The Computer Buzz
||January 14th, 2010|
Nome and Paul Van Middlesworth - owners - The Computer Factory
What’s up with “Magic Jack?”
By now we’ve all seen the MJ (Magicjack) ads on TV. It looks like a really good deal. Instead of paying your local telephone company $25 or more each month, you simply buy the MJ device for $39 and pay $20 a year for the service, a savings of over $200 a year. That doesn’t even count the fact that all your domestic long distance calls are free.
MJ is another implementation of VOIP (voice over Internet protocol), a technology that has been available for the past ten years. It uses your high-speed Internet connection (Cable, DSL or Satellite) instead of the telephone company’s landlines to transmit voice messages.
In addition to providing low cost basic phone service, MJ also provides voice mail, caller ID, call forwarding, call waiting, 3 way conferencing and 411 directory assistance, all for free.

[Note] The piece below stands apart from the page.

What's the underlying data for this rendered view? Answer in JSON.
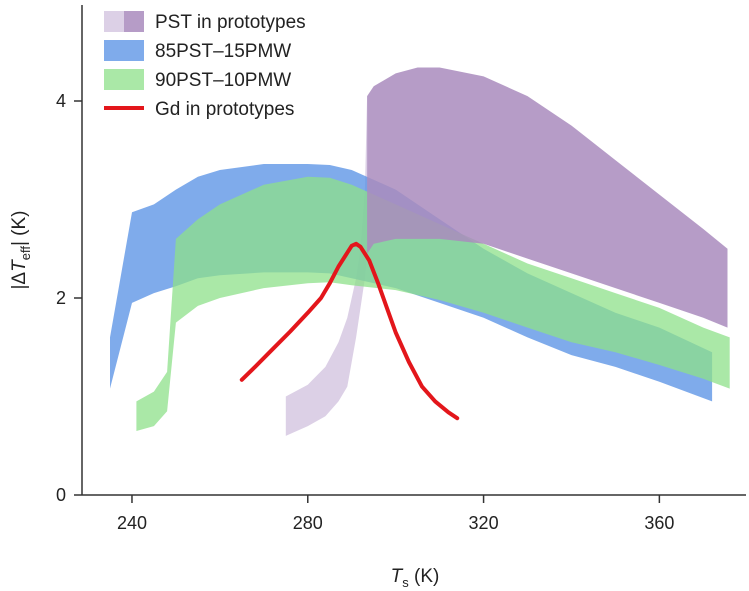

The installation is a snap. You simply plug the MJ into any USB port on your PC and allow it to load its software. You then plug your phone line into the MJ and start calling all your friends and relatives.
MJ is selling at the rate of 10,000 installations a day at present, it almost sounds like a no-brainer but there are some factors which might make MJ a bit less attractive. For example, if you already have DSL you cannot stop paying the phone company for basic landline service. It’s part of your “package”. Also, your cell phone may already provide for virtual free local and long distance service within your contract minutes.
Some other downsides of MJ or any Internet based telephone service are that it can’t work when your PC is off, down or when your Internet service is down or when you can’t get on the Internet. Since your VOIP relies on your PC’s Internet connection, you would not have service during a power outage. Telephone landlines don’t use power from your electric utility grid so a power outage rarely affects landline service. In these circumstances incoming calls will be accumulated on MJ’s voice mail server. Hopefully MJ has a very large and reliable voicemail server.
The MJ EULA (end user licensing agreement) has this troublesome statement.
“You also understand and agree that use of Magicjack device and software will include advertisements and that these advertisements are necessary for the Magicjack device to work… Our computers may analyze the phone numbers you call in order to improve the relevance of the ads.”
While it is politically incorrect to notice, the syntax of the EULA statement sounds strangely Asian. This is a license to track user telephone calling patterns. The stated purpose is to help them better spam you and the people you call and that is bad enough but what stops them from selling this information to others?
To us MJ sounds like it might be a useful and money saving service in some limited circumstances but it doesn’t look like a viable alternative for most landline and cell phone users.